If Covifenz is rejected by the WHO, the vaccine would be excluded from the COVID-19 Vaccines Global Access (COVAX) initiative, which helps provide vaccines and other supplies for fighting Covid-19 to developing countries, likely curtailing international demand for Covifenz.
Earlier this month, the WHO announced it had rejected Medicago’s request to have Covifenz pre-qualified for approval.
In October 2020, Medicago agreed to supply up to 76 million vaccine doses to the Canadian government while receiving $173 million in government funding. Medicago’s Covifenz is the first plant-based Covid-19 vaccine, and it showed 71% effectiveness against the virus and 75.3% effectiveness against the delta variant in studies conducted before the omicron variant became dominant. Health Canada approved Covifenz for use by people ages 18 to 64 on February 24. At the time, Canadian Minister of Innovation, Science and Industry François-Philippe Champagne hailed the drug’s approval as a milestone in reversing a 40-year decline in the country’s biomanufacturing industry, though Covifenz has yet to be approved for use anywhere outside Canada. The WHO’s ability to do business with entities linked to the tobacco industry is limited by the 2005 Framework Convention on Tobacco Protocol, which attempts to restrict tobacco industry interests from influencing healthcare policy.

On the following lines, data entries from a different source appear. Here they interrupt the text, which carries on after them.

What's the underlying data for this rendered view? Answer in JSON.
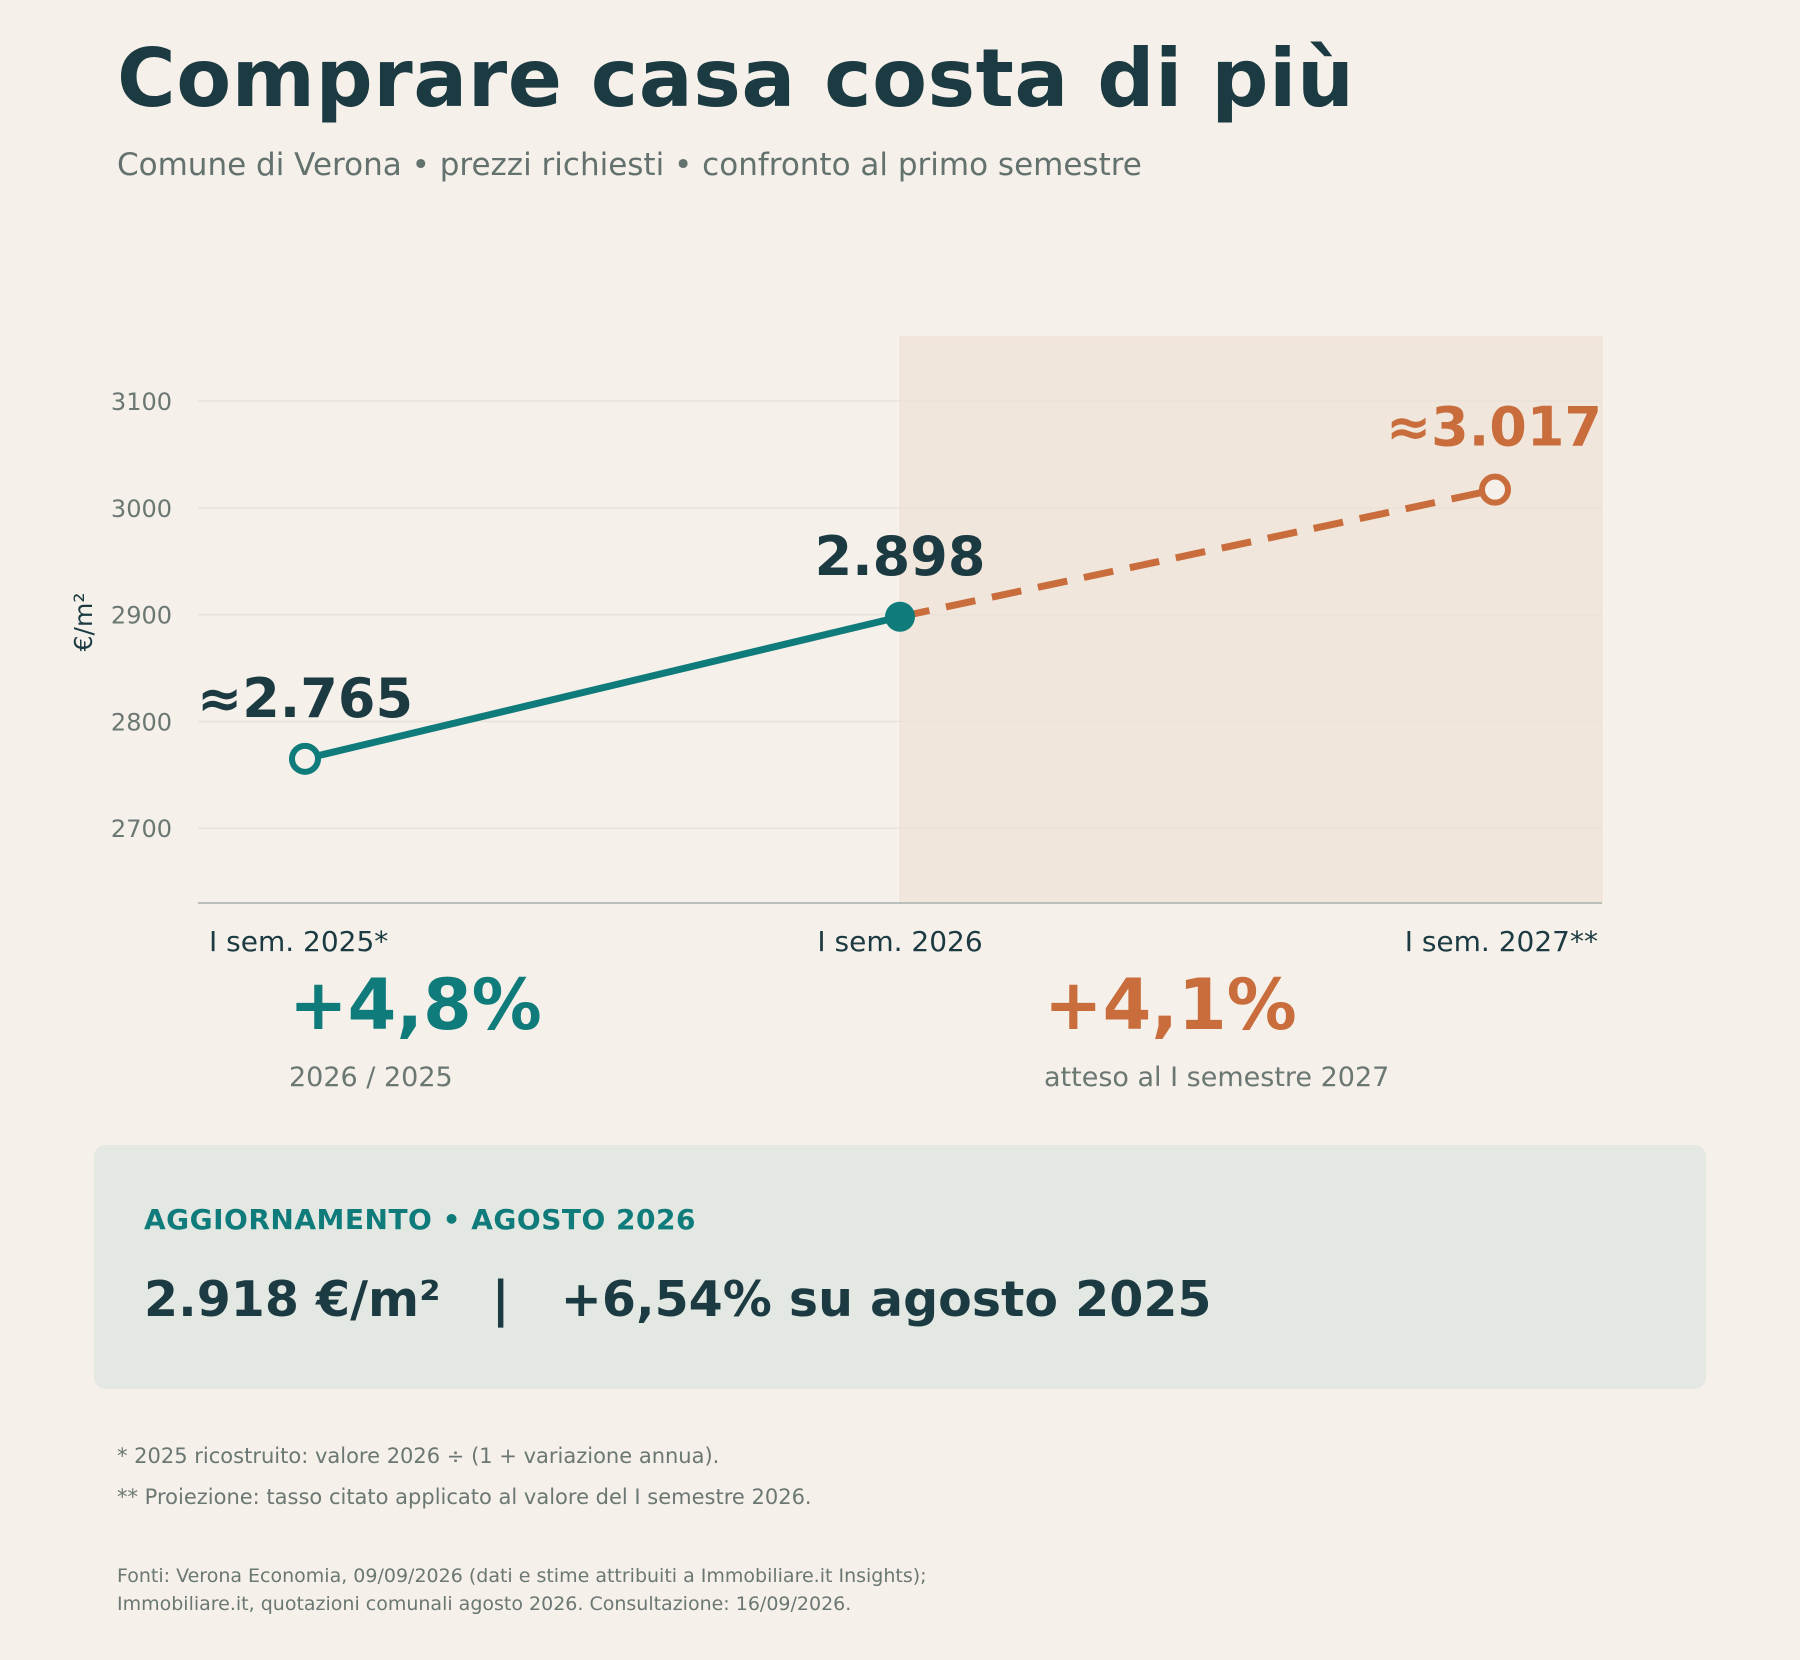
{
  "header": {
    "title": "Comprare casa costa di più",
    "subtitle": "Comune di Verona • prezzi richiesti • confronto al primo semestre"
  },
  "chart_data": {
    "type": "line",
    "title": "",
    "ylabel": "€/m²",
    "ylim": [
      2630,
      3160
    ],
    "yticks": [
      "2700",
      "2800",
      "2900",
      "3000",
      "3100"
    ],
    "grid": true,
    "categories": [
      "I sem. 2025*",
      "I sem. 2026",
      "I sem. 2027**"
    ],
    "values": [
      2765,
      2898,
      3017
    ],
    "data_labels": [
      "≈2.765",
      "2.898",
      "≈3.017"
    ],
    "projection_from_index": 1,
    "colors": {
      "actual": "#0f7b7b",
      "projection": "#c86d3b",
      "shade": "#f0e6dc"
    }
  },
  "stats": [
    {
      "value": "+4,8%",
      "caption": "2026 / 2025"
    },
    {
      "value": "+4,1%",
      "caption": "atteso al I semestre 2027"
    }
  ],
  "update": {
    "label": "AGGIORNAMENTO • AGOSTO 2026",
    "value": "2.918 €/m²   |   +6,54% su agosto 2025"
  },
  "notes": [
    "* 2025 ricostruito: valore 2026 ÷ (1 + variazione annua).",
    "** Proiezione: tasso citato applicato al valore del I semestre 2026."
  ],
  "sources": [
    "Fonti: Verona Economia, 09/09/2026 (dati e stime attribuiti a Immobiliare.it Insights);",
    "Immobiliare.it, quotazioni comunali agosto 2026. Consultazione: 16/09/2026."
  ]
}
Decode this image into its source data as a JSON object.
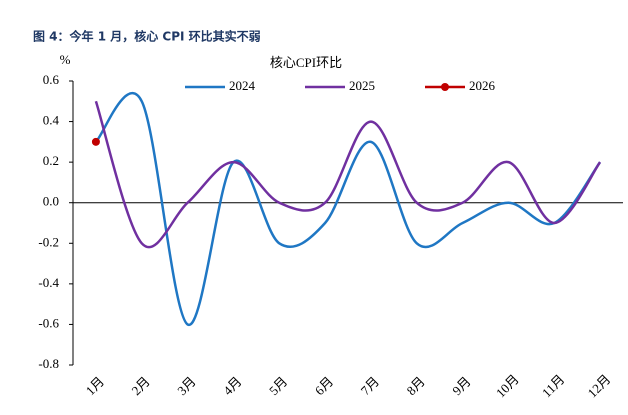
{
  "chart_data": {
    "type": "line",
    "title": "图 4：今年 1 月，核心 CPI 环比其实不弱",
    "y_label": "%",
    "legend_title": "核心CPI环比",
    "categories": [
      "1月",
      "2月",
      "3月",
      "4月",
      "5月",
      "6月",
      "7月",
      "8月",
      "9月",
      "10月",
      "11月",
      "12月"
    ],
    "series": [
      {
        "name": "2024",
        "color": "#1f77c4",
        "values": [
          0.3,
          0.5,
          -0.6,
          0.2,
          -0.2,
          -0.1,
          0.3,
          -0.2,
          -0.1,
          0.0,
          -0.1,
          0.2
        ]
      },
      {
        "name": "2025",
        "color": "#7030a0",
        "values": [
          0.5,
          -0.2,
          0.0,
          0.2,
          0.0,
          0.0,
          0.4,
          0.0,
          0.0,
          0.2,
          -0.1,
          0.2
        ]
      },
      {
        "name": "2026",
        "color": "#c00000",
        "values": [
          0.3,
          null,
          null,
          null,
          null,
          null,
          null,
          null,
          null,
          null,
          null,
          null
        ]
      }
    ],
    "ylim": [
      -0.8,
      0.6
    ],
    "yticks": [
      0.6,
      0.4,
      0.2,
      {
        "value": 0,
        "label": "0.0"
      },
      -0.2,
      -0.4,
      -0.6,
      -0.8
    ],
    "legend": "top"
  }
}
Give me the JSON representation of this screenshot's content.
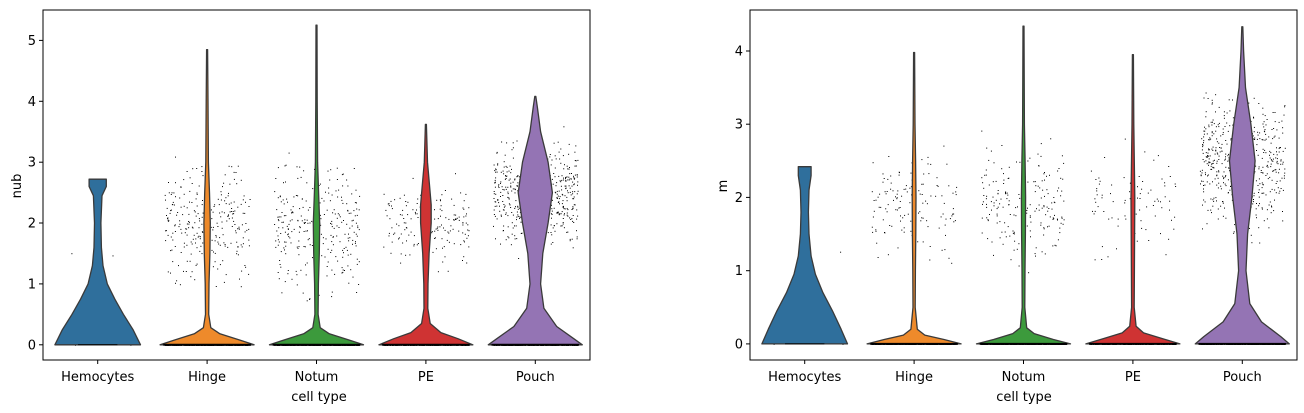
{
  "chart_data": [
    {
      "type": "violin",
      "title": "",
      "xlabel": "cell type",
      "ylabel": "nub",
      "categories": [
        "Hemocytes",
        "Hinge",
        "Notum",
        "PE",
        "Pouch"
      ],
      "colors": [
        "#2f6f9c",
        "#ee8a2b",
        "#3c9a3c",
        "#cf3333",
        "#9474b4"
      ],
      "ylim": [
        -0.25,
        5.5
      ],
      "yticks": [
        "0",
        "1",
        "2",
        "3",
        "4",
        "5"
      ],
      "grid": false,
      "violins": [
        {
          "category": "Hemocytes",
          "max": 2.72,
          "median": 0,
          "profile": [
            [
              0,
              0.4
            ],
            [
              0.25,
              0.33
            ],
            [
              0.5,
              0.24
            ],
            [
              0.75,
              0.16
            ],
            [
              1.0,
              0.09
            ],
            [
              1.3,
              0.05
            ],
            [
              1.6,
              0.035
            ],
            [
              2.0,
              0.03
            ],
            [
              2.45,
              0.04
            ],
            [
              2.6,
              0.08
            ],
            [
              2.72,
              0.08
            ]
          ]
        },
        {
          "category": "Hinge",
          "max": 4.85,
          "median": 0,
          "profile": [
            [
              0,
              0.44
            ],
            [
              0.08,
              0.3
            ],
            [
              0.18,
              0.12
            ],
            [
              0.28,
              0.035
            ],
            [
              0.5,
              0.015
            ],
            [
              1.0,
              0.018
            ],
            [
              1.5,
              0.026
            ],
            [
              2.0,
              0.03
            ],
            [
              2.5,
              0.022
            ],
            [
              3.0,
              0.012
            ],
            [
              4.0,
              0.008
            ],
            [
              4.85,
              0.005
            ]
          ]
        },
        {
          "category": "Notum",
          "max": 5.25,
          "median": 0,
          "profile": [
            [
              0,
              0.44
            ],
            [
              0.08,
              0.3
            ],
            [
              0.18,
              0.12
            ],
            [
              0.28,
              0.035
            ],
            [
              0.5,
              0.015
            ],
            [
              1.0,
              0.018
            ],
            [
              1.5,
              0.026
            ],
            [
              2.0,
              0.03
            ],
            [
              2.5,
              0.02
            ],
            [
              3.0,
              0.01
            ],
            [
              4.0,
              0.007
            ],
            [
              5.25,
              0.005
            ]
          ]
        },
        {
          "category": "PE",
          "max": 3.62,
          "median": 0,
          "profile": [
            [
              0,
              0.44
            ],
            [
              0.1,
              0.3
            ],
            [
              0.2,
              0.14
            ],
            [
              0.35,
              0.04
            ],
            [
              0.6,
              0.018
            ],
            [
              1.0,
              0.02
            ],
            [
              1.5,
              0.03
            ],
            [
              2.0,
              0.05
            ],
            [
              2.3,
              0.05
            ],
            [
              2.7,
              0.03
            ],
            [
              3.0,
              0.015
            ],
            [
              3.62,
              0.005
            ]
          ]
        },
        {
          "category": "Pouch",
          "max": 4.08,
          "median": 2.5,
          "profile": [
            [
              0,
              0.44
            ],
            [
              0.1,
              0.36
            ],
            [
              0.3,
              0.2
            ],
            [
              0.6,
              0.08
            ],
            [
              1.0,
              0.05
            ],
            [
              1.5,
              0.07
            ],
            [
              2.0,
              0.12
            ],
            [
              2.5,
              0.16
            ],
            [
              3.0,
              0.12
            ],
            [
              3.5,
              0.05
            ],
            [
              3.9,
              0.02
            ],
            [
              4.08,
              0.005
            ]
          ]
        }
      ],
      "points": [
        {
          "category": "Hemocytes",
          "n": 4,
          "zero_fraction": 0.6,
          "y_min": 0.5,
          "y_max": 2.8,
          "center": 1.2
        },
        {
          "category": "Hinge",
          "n": 520,
          "zero_fraction": 0.45,
          "y_min": 0.7,
          "y_max": 4.8,
          "center": 2.0
        },
        {
          "category": "Notum",
          "n": 560,
          "zero_fraction": 0.45,
          "y_min": 0.6,
          "y_max": 5.25,
          "center": 1.9
        },
        {
          "category": "PE",
          "n": 340,
          "zero_fraction": 0.45,
          "y_min": 0.7,
          "y_max": 3.6,
          "center": 2.0
        },
        {
          "category": "Pouch",
          "n": 720,
          "zero_fraction": 0.3,
          "y_min": 0.7,
          "y_max": 4.1,
          "center": 2.5
        }
      ]
    },
    {
      "type": "violin",
      "title": "",
      "xlabel": "cell type",
      "ylabel": "m",
      "categories": [
        "Hemocytes",
        "Hinge",
        "Notum",
        "PE",
        "Pouch"
      ],
      "colors": [
        "#2f6f9c",
        "#ee8a2b",
        "#3c9a3c",
        "#cf3333",
        "#9474b4"
      ],
      "ylim": [
        -0.22,
        4.56
      ],
      "yticks": [
        "0",
        "1",
        "2",
        "3",
        "4"
      ],
      "grid": false,
      "violins": [
        {
          "category": "Hemocytes",
          "max": 2.42,
          "median": 0,
          "profile": [
            [
              0,
              0.4
            ],
            [
              0.2,
              0.34
            ],
            [
              0.45,
              0.26
            ],
            [
              0.7,
              0.17
            ],
            [
              0.95,
              0.1
            ],
            [
              1.2,
              0.06
            ],
            [
              1.5,
              0.04
            ],
            [
              1.8,
              0.035
            ],
            [
              2.1,
              0.04
            ],
            [
              2.3,
              0.06
            ],
            [
              2.42,
              0.06
            ]
          ]
        },
        {
          "category": "Hinge",
          "max": 3.98,
          "median": 0,
          "profile": [
            [
              0,
              0.44
            ],
            [
              0.06,
              0.28
            ],
            [
              0.12,
              0.1
            ],
            [
              0.2,
              0.03
            ],
            [
              0.5,
              0.01
            ],
            [
              1.0,
              0.012
            ],
            [
              1.5,
              0.016
            ],
            [
              2.0,
              0.018
            ],
            [
              2.5,
              0.014
            ],
            [
              3.0,
              0.008
            ],
            [
              3.98,
              0.005
            ]
          ]
        },
        {
          "category": "Notum",
          "max": 4.34,
          "median": 0,
          "profile": [
            [
              0,
              0.44
            ],
            [
              0.06,
              0.28
            ],
            [
              0.14,
              0.1
            ],
            [
              0.22,
              0.03
            ],
            [
              0.5,
              0.012
            ],
            [
              1.0,
              0.014
            ],
            [
              1.5,
              0.018
            ],
            [
              2.0,
              0.02
            ],
            [
              2.5,
              0.015
            ],
            [
              3.0,
              0.008
            ],
            [
              4.34,
              0.005
            ]
          ]
        },
        {
          "category": "PE",
          "max": 3.95,
          "median": 0,
          "profile": [
            [
              0,
              0.44
            ],
            [
              0.07,
              0.28
            ],
            [
              0.15,
              0.1
            ],
            [
              0.24,
              0.03
            ],
            [
              0.5,
              0.012
            ],
            [
              1.0,
              0.014
            ],
            [
              1.5,
              0.016
            ],
            [
              2.0,
              0.018
            ],
            [
              2.5,
              0.013
            ],
            [
              3.0,
              0.008
            ],
            [
              3.95,
              0.005
            ]
          ]
        },
        {
          "category": "Pouch",
          "max": 4.33,
          "median": 2.5,
          "profile": [
            [
              0,
              0.44
            ],
            [
              0.1,
              0.36
            ],
            [
              0.3,
              0.18
            ],
            [
              0.55,
              0.07
            ],
            [
              1.0,
              0.035
            ],
            [
              1.5,
              0.05
            ],
            [
              2.0,
              0.09
            ],
            [
              2.5,
              0.12
            ],
            [
              3.0,
              0.08
            ],
            [
              3.5,
              0.03
            ],
            [
              4.0,
              0.012
            ],
            [
              4.33,
              0.005
            ]
          ]
        }
      ],
      "points": [
        {
          "category": "Hemocytes",
          "n": 4,
          "zero_fraction": 0.6,
          "y_min": 0.5,
          "y_max": 2.4,
          "center": 1.2
        },
        {
          "category": "Hinge",
          "n": 330,
          "zero_fraction": 0.55,
          "y_min": 0.8,
          "y_max": 4.0,
          "center": 1.9
        },
        {
          "category": "Notum",
          "n": 420,
          "zero_fraction": 0.5,
          "y_min": 0.7,
          "y_max": 4.35,
          "center": 1.9
        },
        {
          "category": "PE",
          "n": 200,
          "zero_fraction": 0.55,
          "y_min": 0.8,
          "y_max": 3.9,
          "center": 1.9
        },
        {
          "category": "Pouch",
          "n": 720,
          "zero_fraction": 0.3,
          "y_min": 0.7,
          "y_max": 4.35,
          "center": 2.5
        }
      ]
    }
  ]
}
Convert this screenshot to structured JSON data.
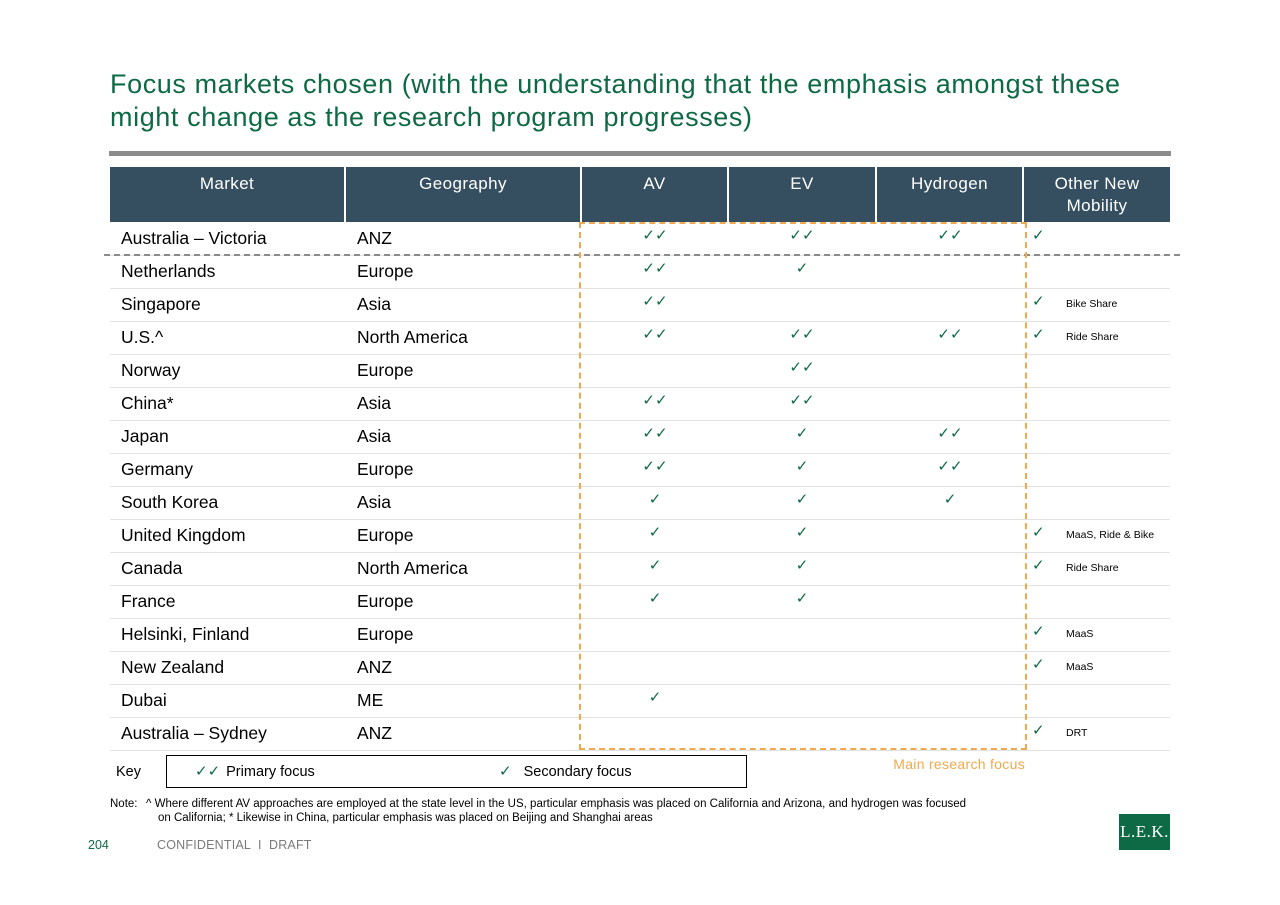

Canada is a signatory to the Framework Convention on Tobacco Protocol, and its partnership with Philip Morris subsidiary Medicago provoked criticism from some tobacco control groups. “Even if it’s not a violation of the letter, it’s definitely a violation of the spirit of the convention,” Les Hagen, executive director for anti-smoking group Action on Smoking and Health in Edmonton, Canada, told Bloomberg. “This is not Canada’s proudest moment in public health.”